Local wisdom agreed. In the Toronto Italian community in the 1960s there was a saying, that “when they came to Canada they expected to find the streets paved with gold, only to find that the streets were not only not paved at all, but that they were expected to pave them.”
Workers never knew if they were going to be able to go home to their families at night.
Accidents and fatalities rose throughout the 1960s. According to Workman’s Compensation Board compensation and claim statististics, in 1966 there were over 320,000 claims. There was a steep rise in permanent impairments, with corresponding rise in costs.
While some employers argued that this rise was due to “careless or shirking workers”, Lawrence Ingalls, lawyer for the United Steelworkers, said the rise was in part due to the fact that workers were now able to go to any doctor, not just company doctors on corporate payrolls, like at Inco. Another part was due to union campaigns to report all accidents.

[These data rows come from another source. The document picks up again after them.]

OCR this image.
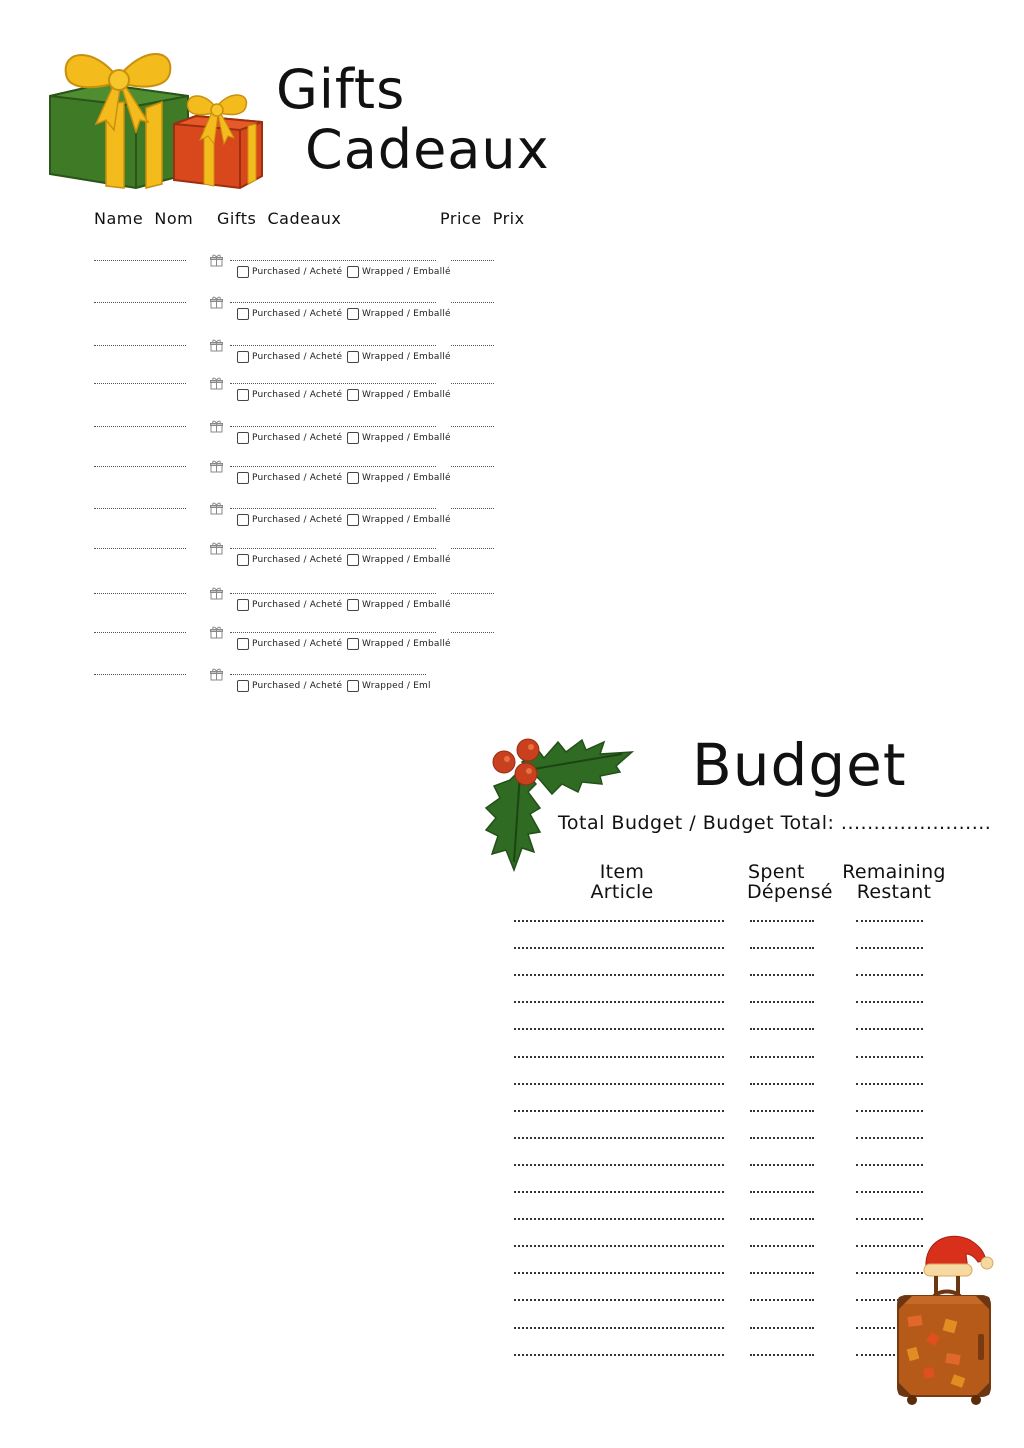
Gifts
Cadeaux
Name  Nom Gifts  Cadeaux	Price  Prix
Purchased / Acheté Wrapped / Emballé
Purchased / Acheté Wrapped / Emballé
Purchased / Acheté Wrapped / Emballé
Purchased / Acheté Wrapped / Emballé
Purchased / Acheté Wrapped / Emballé
Purchased / Acheté Wrapped / Emballé
Purchased / Acheté Wrapped / Emballé
Purchased / Acheté Wrapped / Emballé
Purchased / Acheté Wrapped / Emballé
Purchased / Acheté Wrapped / Emballé
Purchased / Acheté Wrapped / Eml
Budget
Total Budget / Budget Total: .......................
Item
Article
Spent
Dépensé
Remaining
Restant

Sadly, Workers’ Compensation benefits have never come close to the regular paycheck earned by workers.
Colonel Legg, chairman of the compensation board in the late 1960s to the early 1970s, who was famous for being hostile and discriminatory to anyone from a non-northern European background. This led to the formation of the Union of Injured Workers in the early 1973. In 1974 about 900 injured workers voted to form the union.
“An Injury to One is an Injury to All”
“An Injury to One is an Injury to All”, the summary of the report of the Ontario Task Force on the vocational rehabilitation services provided at the Workers’ Compensation Board at Downsview, found that it wasn’t working. The facility was closed.
Rick Sebarra, the Minister of Labour in the Liberal government at the time proposed amendments to the Workers’ Compensation Act called Bill 162. While it allegedly would provide fair compensation, it contained cutbacks to rehabilitation funds, and replaced lifetime pensions with separate payments for non-economic loss (NEL) for pain and suffering and future economic loss (FEL).
There was also a troubling issue that came to be known as “deeming”. Workers’ Compensation Board officials would have the power to “deem” workers able to work at certain jobs at a certain level, whether these jobs existed or not.
In October 1988, frustrated injured workers protested against Bill 162 at Queen’s Park, and only left when Ontario NDP leader Bob Rae convinced them he would look into it. An official letter from Rae confirmed that “an NDP government would move swiftly to remove deeming.” This was not a promise that was kept when he was elected in 1990.
At a conference in 1990, the Ontario Network of Injured Workers was formed by activists. The group was dedicated to taking up the cause of individual injured workers and fight for justice.
The NDP government then introduced Bill 165 did include an additional $200/month to older injured workers, but used the “Friedland Formula” that ended the full indexing of the pension. In spite of hearings, the bill was passed into law.
Harris Cutbacks
A Royal Commission into injured workers was cut short by the Mike Harris Conservative government. Their Bill 99 brought extreme cuts to the program in 1999, including early and usafe returns to work, experience ratings, and with the funneling of injured workers into low-paid and often unsuitable jobs. A 24-7 snitch line and secret videotaping was set up to report workers if they left their homes to get groceries or cut their lawns.
While worker fraud wasn’t found to be a significant issue by these measures, employer fraud was. Linda Lamoureux, Director of the Special Investigations Branch of the WSIB, found widespread fraud and abuse on the part of employers across the province.
The Struggle Continues
Over time, the makeup of injured workers had changed from predominantly construction workers to workers of colour from all sectors of the economy.
Today, workers have to fight for recognition of injuries, even when medical evidence is on their side. They have learned that being patient just doesn’t work. It’s all about standing up and fighting for benefits, and getting support from other injured workers.